The German airline group confirmed the move as part of a broader cost-reduction package tied to higher kerosene prices and additional burdens from labor disputes. Lufthansa said fuel prices have more than doubled compared with the period before the Iran war, making older, less efficient aircraft more exposed to current market conditions.
A340-600 exit, 747-400 wind-down
The four remaining Airbus A340-600s will leave Lufthansa’s fleet at the end of the summer schedule, bringing the type’s era at the airline to a definitive close. The larger distinction is on the Boeing side: Lufthansa is not retiring all remaining 747-400s immediately, but will ground two of them from October for the winter season. The final farewell to the 747-400 type is planned for next year.

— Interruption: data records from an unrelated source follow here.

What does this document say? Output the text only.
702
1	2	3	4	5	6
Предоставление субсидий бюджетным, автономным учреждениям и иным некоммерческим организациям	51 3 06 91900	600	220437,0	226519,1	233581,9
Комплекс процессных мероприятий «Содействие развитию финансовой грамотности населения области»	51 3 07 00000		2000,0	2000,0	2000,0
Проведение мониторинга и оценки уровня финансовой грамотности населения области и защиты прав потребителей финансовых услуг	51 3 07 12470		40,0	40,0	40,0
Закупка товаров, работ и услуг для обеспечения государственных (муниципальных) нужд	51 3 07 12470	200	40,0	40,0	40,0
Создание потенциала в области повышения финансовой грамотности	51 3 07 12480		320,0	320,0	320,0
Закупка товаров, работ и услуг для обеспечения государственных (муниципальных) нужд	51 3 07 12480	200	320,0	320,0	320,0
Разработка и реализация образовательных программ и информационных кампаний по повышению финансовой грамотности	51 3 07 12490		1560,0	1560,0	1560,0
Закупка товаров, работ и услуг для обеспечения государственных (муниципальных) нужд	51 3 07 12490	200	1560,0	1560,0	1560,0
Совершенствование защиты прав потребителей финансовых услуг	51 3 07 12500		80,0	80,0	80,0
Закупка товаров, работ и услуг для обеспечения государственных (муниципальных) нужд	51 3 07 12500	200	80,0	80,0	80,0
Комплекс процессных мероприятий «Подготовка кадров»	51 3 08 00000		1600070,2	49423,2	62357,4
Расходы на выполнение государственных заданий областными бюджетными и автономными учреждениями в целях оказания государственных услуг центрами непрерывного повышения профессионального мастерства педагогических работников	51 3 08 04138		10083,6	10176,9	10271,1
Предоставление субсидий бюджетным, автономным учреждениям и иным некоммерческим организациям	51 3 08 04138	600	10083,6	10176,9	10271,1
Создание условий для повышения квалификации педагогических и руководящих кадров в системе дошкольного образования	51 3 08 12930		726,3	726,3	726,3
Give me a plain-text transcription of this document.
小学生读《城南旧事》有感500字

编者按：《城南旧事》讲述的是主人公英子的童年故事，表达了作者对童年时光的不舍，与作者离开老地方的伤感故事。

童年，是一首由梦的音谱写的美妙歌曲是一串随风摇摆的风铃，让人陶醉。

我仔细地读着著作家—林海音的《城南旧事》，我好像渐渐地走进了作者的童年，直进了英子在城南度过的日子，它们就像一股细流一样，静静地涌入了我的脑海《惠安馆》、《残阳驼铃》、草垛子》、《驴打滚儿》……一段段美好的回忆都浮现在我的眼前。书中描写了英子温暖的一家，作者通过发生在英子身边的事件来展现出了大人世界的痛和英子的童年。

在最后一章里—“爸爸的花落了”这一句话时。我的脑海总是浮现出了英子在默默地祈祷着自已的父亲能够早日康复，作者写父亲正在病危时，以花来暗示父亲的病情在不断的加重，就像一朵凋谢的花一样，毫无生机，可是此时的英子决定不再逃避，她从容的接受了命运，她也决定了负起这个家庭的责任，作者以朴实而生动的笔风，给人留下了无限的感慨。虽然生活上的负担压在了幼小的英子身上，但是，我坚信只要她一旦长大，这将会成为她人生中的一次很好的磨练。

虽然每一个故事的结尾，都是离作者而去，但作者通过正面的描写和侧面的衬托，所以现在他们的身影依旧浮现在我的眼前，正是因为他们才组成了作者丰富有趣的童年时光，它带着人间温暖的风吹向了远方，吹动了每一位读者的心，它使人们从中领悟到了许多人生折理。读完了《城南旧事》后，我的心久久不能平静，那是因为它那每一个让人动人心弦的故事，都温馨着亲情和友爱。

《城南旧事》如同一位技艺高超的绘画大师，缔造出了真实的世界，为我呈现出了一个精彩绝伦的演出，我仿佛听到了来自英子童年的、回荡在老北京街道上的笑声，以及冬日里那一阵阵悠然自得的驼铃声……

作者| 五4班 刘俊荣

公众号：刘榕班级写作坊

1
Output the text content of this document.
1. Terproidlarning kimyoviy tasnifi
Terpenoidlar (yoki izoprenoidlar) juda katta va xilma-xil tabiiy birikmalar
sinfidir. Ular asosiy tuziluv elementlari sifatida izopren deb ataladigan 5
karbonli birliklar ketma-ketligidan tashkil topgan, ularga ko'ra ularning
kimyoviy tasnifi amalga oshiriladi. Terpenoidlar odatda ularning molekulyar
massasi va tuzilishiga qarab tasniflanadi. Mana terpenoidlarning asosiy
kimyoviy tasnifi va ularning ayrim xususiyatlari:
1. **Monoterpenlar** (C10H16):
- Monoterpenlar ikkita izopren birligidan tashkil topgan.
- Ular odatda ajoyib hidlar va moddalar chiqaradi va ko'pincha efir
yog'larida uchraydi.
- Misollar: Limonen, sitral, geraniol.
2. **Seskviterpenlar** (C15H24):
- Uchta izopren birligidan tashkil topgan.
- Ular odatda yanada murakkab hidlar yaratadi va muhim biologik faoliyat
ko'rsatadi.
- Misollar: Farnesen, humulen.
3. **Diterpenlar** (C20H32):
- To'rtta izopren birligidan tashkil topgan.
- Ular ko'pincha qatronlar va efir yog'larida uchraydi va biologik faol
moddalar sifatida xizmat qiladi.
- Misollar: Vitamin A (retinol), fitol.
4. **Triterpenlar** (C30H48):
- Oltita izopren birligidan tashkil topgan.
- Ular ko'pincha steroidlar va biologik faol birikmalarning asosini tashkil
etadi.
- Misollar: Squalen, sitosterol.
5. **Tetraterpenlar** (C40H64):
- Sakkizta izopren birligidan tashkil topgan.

The decision marks another step in Lufthansa’s long-running shift away from older four-engine aircraft toward more efficient twin-engine widebodies. While the Airbus A340-600 and Boeing 747-400 remain important aircraft for enthusiasts, they are increasingly difficult to justify when fuel prices rise and airlines can deploy newer Airbus A350 and Boeing 787 aircraft with lower operating costs.
Lufthansa said the package is designed to produce a disproportionate savings effect on fuel costs by removing particularly inefficient aircraft from the operation early. The group said roughly 80% of its passenger airline fuel requirement is hedged, but the remaining 20% still has to be purchased at elevated market prices. The new cuts are expected to reduce that most expensive portion of fuel exposure by about 10%.
CityLine capacity removed
The widebody cuts are part of a larger three-step capacity reduction. Lufthansa will also permanently remove the 27 operational aircraft of Lufthansa CityLine from the flight program, citing losses at the regional subsidiary and the high operating costs of its Canadair CRJ fleet.
Reuters reported that the CityLine aircraft are being withdrawn amid rising jet fuel prices and costs tied to industrial action. The outlet also noted Lufthansa’s ongoing dispute with pilots’ union Vereinigung Cockpit over pension issues.
During the 2026/2027 winter schedule, Lufthansa plans an additional reduction in short- and medium-haul capacity equivalent to five aircraft at the core Lufthansa brand. The group also plans to accelerate the allocation of nine additional Airbus A350-900s to Discover Airlines.
Why it matters
This is less a nostalgic fleet story than a hard cost story. The A340-600 exit and 747-400 drawdown show how quickly rising fuel costs can compress the remaining life of older widebody aircraft, even at a carrier with deep long-haul history and a unique attachment to quadjets.
For Lufthansa, the move supports a broader simplification strategy: fewer inefficient subfleets, tighter capacity discipline, and more flying shifted toward lower-cost or more efficient platforms within the group. For passengers, the practical effect may be reduced capacity on selected long-haul and European routes, though Lufthansa has not yet detailed every route-level impact.
The A340-600’s departure closes one chapter of Lufthansa’s four-engine long-haul fleet. The 747-400 now enters its final phase, leaving the newer 747-8 as the carrier’s remaining passenger jumbo flagship beyond next year.